“No se hará justicia hasta que los que no están afectados estén tan indignados como los que sí lo están”. –Benjamín Franklin
Es una verdadera lástima que la desnutrición crónica, el hambre, la falta de oportunidades, la desigualdad, la falta de educación –entre tantas otras cosas que abaten a la humanidad–, no sean contagiosas. Si lo fueran, les pondríamos la atención que cada una de ellas requiere. La COVID-19 fue capaz de llevar al mundo al unísono a buscar una vacuna, a intentar atender la crisis que la parálisis económica conllevaría, a cuidar de sus enfermos en sistemas de salud desbordados; lamentando y despidiendo a seres queridos que perdían la batalla contra un enemigo invisible que no conocía de privilegios, no distinguía entre clases sociales, razas y etnias. La horizontalidad de la pandemia nos obligó a trabajar unidos para encontrar el común denominador con el cual las sociedades fueran capaces de guardar las espadas ideológicas, ignorando las diferencias y buscando los puntos de encuentro que les permitieran enfrentar la crisis. Nadie estaba a salvo y las consecuencias las sufríamos todos. Un velo se levantó hasta en las sociedades más desarrolladas dejando en evidencia la precariedad en la que viven las mayorías. Sin embargo, la muerte nos visitó a todos sin discriminación. Solo así fuimos capaces de crear un frente unido, cuando, sin importar las diferencias que nos caracterizan, nos vimos afectados por igual.
¡Ojalá existiera una sola Guatemala! Todo sería más sencillo en un país menos vertical y con tantas perspectivas. La Guatemala del paisaje que nos gusta a todos no es verdadera. Esa Guatemala no es más que una postal: instantáneas congeladas de un pueblo con un pasado, presente y futuro que es imposible transmitir en una imagen. Este espejismo sin dueño es del que todos intentan apropiarse; cada uno con su propia historia, perspectiva e interpretación de dónde venimos, en dónde estamos y para dónde vamos. Este es un país en el que se celebran dos revoluciones a las que nos adherimos dependiendo de las herencias, de dónde nos tocó nacer y de lo que nos ha tocado vivir. Acá, la mal llamada “injerencia extranjera”, mejor conocida como cooperación internacional, promueve dictadores y después investiga genocidios. Somos el país en el que a los guerrilleros los entrenó el mismo Ejército que luego los combatió. Miguel Ángel Asturias para unos significa una cosa y para otros algo muy diferente, aunque para el mundo sea el nobel de literatura. Algunos abuelos todavía recuerdan lo que era vivir en la época de Ubico, considerándola la mejor, mientras que otros no olvidan la “primavera” guatemalteca del Dr.

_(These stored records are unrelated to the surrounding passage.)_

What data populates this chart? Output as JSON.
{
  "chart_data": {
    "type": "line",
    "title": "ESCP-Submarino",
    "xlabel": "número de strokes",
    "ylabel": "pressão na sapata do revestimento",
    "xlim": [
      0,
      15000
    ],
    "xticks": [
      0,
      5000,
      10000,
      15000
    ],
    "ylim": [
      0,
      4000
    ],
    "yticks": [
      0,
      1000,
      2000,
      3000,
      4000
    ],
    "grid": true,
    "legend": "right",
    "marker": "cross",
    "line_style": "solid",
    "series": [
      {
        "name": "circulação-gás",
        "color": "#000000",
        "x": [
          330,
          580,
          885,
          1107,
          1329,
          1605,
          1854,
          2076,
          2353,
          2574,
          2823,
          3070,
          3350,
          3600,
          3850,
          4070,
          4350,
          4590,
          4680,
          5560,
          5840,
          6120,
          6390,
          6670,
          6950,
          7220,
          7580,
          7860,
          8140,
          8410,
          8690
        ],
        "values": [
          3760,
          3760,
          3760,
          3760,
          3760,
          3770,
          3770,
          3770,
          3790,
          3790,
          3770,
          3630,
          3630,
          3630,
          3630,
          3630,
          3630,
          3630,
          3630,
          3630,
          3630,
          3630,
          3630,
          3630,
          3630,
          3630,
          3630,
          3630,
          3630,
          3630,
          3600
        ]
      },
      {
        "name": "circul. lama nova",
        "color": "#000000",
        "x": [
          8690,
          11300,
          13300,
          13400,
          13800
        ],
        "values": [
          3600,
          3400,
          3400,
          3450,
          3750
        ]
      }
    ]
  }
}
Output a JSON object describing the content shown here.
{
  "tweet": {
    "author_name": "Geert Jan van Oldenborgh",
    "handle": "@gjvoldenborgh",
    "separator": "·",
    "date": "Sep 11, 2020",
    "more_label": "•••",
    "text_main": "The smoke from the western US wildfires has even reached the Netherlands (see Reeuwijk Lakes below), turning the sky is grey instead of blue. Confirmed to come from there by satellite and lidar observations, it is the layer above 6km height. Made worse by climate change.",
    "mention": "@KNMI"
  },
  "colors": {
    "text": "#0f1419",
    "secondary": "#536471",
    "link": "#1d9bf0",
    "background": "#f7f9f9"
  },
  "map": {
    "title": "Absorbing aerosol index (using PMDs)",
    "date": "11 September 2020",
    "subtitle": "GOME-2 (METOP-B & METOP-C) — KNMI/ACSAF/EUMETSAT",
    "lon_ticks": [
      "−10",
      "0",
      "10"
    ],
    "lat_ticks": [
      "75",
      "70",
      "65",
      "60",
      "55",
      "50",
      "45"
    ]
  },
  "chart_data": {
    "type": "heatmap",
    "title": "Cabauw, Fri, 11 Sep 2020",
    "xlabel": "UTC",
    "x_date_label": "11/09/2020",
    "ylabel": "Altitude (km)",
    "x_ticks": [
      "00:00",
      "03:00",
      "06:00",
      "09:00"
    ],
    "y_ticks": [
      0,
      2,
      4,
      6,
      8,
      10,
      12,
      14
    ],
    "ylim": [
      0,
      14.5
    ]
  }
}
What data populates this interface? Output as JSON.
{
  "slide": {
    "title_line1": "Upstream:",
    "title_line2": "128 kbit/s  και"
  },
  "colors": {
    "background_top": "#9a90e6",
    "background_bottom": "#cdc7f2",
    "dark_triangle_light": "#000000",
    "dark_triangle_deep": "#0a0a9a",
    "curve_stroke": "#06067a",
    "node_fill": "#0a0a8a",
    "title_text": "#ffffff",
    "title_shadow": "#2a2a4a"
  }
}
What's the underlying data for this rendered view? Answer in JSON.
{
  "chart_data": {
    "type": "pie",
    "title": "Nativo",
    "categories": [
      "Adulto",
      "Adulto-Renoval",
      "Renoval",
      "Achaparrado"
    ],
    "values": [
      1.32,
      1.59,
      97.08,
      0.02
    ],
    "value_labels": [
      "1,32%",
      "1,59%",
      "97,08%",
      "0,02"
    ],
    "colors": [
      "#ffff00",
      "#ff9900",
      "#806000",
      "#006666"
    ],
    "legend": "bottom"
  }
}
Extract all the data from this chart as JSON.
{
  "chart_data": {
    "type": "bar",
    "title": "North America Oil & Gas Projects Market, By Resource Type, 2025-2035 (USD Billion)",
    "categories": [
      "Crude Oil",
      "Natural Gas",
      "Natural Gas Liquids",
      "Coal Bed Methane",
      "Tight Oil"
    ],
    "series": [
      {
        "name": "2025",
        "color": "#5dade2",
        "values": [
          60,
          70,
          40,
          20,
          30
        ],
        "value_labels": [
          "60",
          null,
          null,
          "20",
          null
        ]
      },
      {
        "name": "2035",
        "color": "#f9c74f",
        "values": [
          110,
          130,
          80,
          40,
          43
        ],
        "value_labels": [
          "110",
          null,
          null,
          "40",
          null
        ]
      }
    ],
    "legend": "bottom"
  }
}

Juan José Arévalo Bermejo. Somos, indiscutiblemente, una nación con varias historias, con diferentes puntos de vista que nacen de diversas perspectivas que distorsionan la realidad según sean los intereses individuales. Necesitamos encontrar la fórmula que nos permita construir un solo país: una Guatemala en la que, sin importar nuestras diferencias, quepamos todos.
Hoy estamos peor que nunca: al borde del Rubicón y muy cerca del punto de no retorno. Nuestra entelerida democracia y agonizante República están en juego y somos incapaces de darnos cuenta de que esta vez perderemos todos. Las eternas luchas: ideológicas, de clases, de sectores, de etnias, etc. han sido el instrumento de quienes hoy tienen capturado el Estado. Mientras ellos avanzan, los demás han cedido al conflicto y a la polarización, enredándose en una historia de batallas inconclusas, de discordias a medias y de prejuicios forjados por quienes ya no están o que están por desaparecer. El futuro está en nuestras manos y no debemos de olvidar que la sociedad que tenemos es el resultado de la impronta de los sectores que la conforman. Para bien o para mal todos cargamos con la responsabilidad y, por ende, con sus consecuencias.
Al igual que la enfermedad COVID-19, los secuestradores del Estado atentan de manera horizontal contra los guatemaltecos. Sus fallidos intentos de perpetuarse en el poder los llevan a extremos desesperados incapaces de ignorar, hasta por los más tolerantes de los sectores de la sociedad. Los que no habían sido afectados en el pasado por la captura del Estado, empiezan a indignarse como los que han sufrido las consecuencias. Llegó la hora de que cada sector se separe del “enemigo” de la República y de nuestra democracia, para dejarlo solo y expuesto. Lo que se vive hoy es una oportunidad inédita de cambio. Los captores del Estado nos dan la posibilidad de escoger de qué lado de la historia queremos estar. Al fin se nos presenta el común denominador que tanto necesitamos para crear el país con el que soñamos: una Guatemala que no deje atrás a nadie.